Second crop of 100 foals born in 2009 from 128 bred

Well Said's second crop of a 100 foals are now two-year-olds and have just started racing. He already has 47 starters with 12 race winners to date. At this early stage of the season Well Said is currently running second to Sportswriter on the two-year-old money winning sires list.


Unlike his sire Western Hanover, that took a while to make an impact on the breeding scene as a result of a breeding, initially to "Mom and Pop" mares, Well Said was given a huge advantage as a stallion, he was syndicated, he was standing at Hanover Shoe Farm, he was bred to the very best mares that the Hanover Shoe Farms could provide. You only have to look at his top performers Uffizi Hanover, sold for $100,000 as a yearling at Harrisburg and out of a mare that won $615,000 on the race track, Tellitlikeitis, from the great race mare and now well established broodmare Kikikatie 1:48.3 ($1,415,556) and Sometimes Said whose mother paced in 1:49.4. Well Said has been given a great opportunity as a stallion, as good as could be given and now it is time for him to produce the goods, that real exceptional horse on the stakes scene. Well Said bred 134 mares in 2012 and 149 in 2013.

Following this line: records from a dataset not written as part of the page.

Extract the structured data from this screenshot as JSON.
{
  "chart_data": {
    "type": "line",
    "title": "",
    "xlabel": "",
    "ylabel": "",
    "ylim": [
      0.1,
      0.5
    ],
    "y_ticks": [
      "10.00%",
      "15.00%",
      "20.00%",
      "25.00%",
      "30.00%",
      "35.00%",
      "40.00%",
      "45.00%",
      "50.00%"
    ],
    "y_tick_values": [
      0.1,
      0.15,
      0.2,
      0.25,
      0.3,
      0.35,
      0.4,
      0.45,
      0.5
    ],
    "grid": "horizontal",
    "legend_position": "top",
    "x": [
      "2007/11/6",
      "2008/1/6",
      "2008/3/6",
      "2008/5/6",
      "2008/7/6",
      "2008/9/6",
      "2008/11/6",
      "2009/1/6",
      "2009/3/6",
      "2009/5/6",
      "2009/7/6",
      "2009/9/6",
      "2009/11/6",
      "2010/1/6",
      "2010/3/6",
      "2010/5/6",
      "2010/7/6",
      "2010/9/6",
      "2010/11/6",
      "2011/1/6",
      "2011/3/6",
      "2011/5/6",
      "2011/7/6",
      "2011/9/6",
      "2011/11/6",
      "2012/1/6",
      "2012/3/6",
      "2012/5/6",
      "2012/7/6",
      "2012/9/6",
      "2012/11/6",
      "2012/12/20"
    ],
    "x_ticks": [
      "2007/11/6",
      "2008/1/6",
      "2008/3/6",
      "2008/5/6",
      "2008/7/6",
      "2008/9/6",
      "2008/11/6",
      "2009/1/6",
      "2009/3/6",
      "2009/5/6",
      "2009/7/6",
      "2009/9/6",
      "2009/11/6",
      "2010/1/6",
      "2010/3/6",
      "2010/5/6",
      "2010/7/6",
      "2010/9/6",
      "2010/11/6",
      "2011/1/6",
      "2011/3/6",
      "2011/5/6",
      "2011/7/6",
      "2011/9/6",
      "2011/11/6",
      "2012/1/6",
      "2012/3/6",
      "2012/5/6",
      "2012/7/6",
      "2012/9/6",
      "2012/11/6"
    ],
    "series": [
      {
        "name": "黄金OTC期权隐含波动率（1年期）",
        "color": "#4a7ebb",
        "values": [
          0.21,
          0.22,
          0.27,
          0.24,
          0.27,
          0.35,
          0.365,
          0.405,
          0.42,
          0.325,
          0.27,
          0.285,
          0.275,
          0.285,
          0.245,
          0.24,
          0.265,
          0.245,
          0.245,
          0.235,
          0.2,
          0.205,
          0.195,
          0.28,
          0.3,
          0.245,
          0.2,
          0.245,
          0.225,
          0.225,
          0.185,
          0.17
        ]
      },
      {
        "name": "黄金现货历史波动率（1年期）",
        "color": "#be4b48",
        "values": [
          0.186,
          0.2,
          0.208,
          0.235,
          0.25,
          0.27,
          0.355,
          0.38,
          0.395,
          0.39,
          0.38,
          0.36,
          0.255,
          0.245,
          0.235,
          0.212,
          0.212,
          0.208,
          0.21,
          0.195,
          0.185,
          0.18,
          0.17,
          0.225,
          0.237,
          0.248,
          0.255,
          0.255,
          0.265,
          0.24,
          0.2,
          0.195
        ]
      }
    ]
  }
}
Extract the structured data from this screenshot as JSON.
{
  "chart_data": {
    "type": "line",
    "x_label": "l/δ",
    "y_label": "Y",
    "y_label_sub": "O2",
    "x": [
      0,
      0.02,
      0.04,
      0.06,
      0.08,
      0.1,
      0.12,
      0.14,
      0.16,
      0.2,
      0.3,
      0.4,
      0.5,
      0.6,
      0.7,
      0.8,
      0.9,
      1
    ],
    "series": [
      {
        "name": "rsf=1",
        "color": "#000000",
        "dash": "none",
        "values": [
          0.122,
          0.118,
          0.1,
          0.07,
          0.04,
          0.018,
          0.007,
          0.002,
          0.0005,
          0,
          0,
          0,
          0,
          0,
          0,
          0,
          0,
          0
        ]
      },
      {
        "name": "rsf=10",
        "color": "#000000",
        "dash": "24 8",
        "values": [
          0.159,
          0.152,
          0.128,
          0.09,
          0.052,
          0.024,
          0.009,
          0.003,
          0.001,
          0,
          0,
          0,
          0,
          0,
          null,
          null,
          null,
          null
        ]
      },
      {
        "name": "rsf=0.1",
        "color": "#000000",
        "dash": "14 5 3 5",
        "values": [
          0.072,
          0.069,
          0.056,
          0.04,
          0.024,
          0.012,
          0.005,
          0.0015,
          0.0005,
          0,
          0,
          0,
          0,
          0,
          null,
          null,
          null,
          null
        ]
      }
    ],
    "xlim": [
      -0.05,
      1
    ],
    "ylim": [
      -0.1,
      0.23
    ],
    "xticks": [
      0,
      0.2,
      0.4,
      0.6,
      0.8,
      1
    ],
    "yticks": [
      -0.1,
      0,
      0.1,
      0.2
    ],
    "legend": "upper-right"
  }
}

Well Said bred 36 mares by frozen semen in the 2012/2013 breeding season in Australia for 22 live foals that are yearlings on the 1st of September. He bred 40 mares in the 2013/2014 season just gone and these will be foals in the 2014/2015 breeding season


Well Said bred 29 mares by frozen semen in the 2012/2013 breeding season in New Zealand that resulted in 12 live foals. He bred 24 mares in this past season.


With 64% winners from his first crop to date, only half way through his three-year-old season, Well Said's stats are encouraging and are as good as you can expect. Good sized crops are coming on stream and it should only be a matter of time before he sires those exceptional top end horses that every owner wants.


Has Well Said got the ability to lift maternal families in the same way his sire Western Hanover did is still an unanswered question? While he has two $500,000 winners to date, Well Said really needs that dominant colt or filly to cement his spot in the elite sire group. The $15,000 stud fee may have got ahead of where he is at the moment as a sire and could come back to hurt him in the future although as a syndicated horse the service fee does not count as much.

His biggest negative is the fact that so much is expected from him as a high profile stallion with a large group of syndicated breeders that it is going to be difficult for him to meet those expectations. Even if he does perform with credit he is expected to and he will have to overcome that image to become a top end stallion as the breeders today are an unforgiving group.


Well Said has been given every opportunity at stud and to date has done a decent job without being outstanding. The expectations of those broodmare owners are high. His overall numbers are fine and up with most sires but with the mares he served those numbers are where they should be. With his numbers where they are, all he needs to do, is to cement his place in the elite sire group in harness racing, by producing those top end dominant colts or fillies. Until Well Said does that, there will be a question mark over his siring career.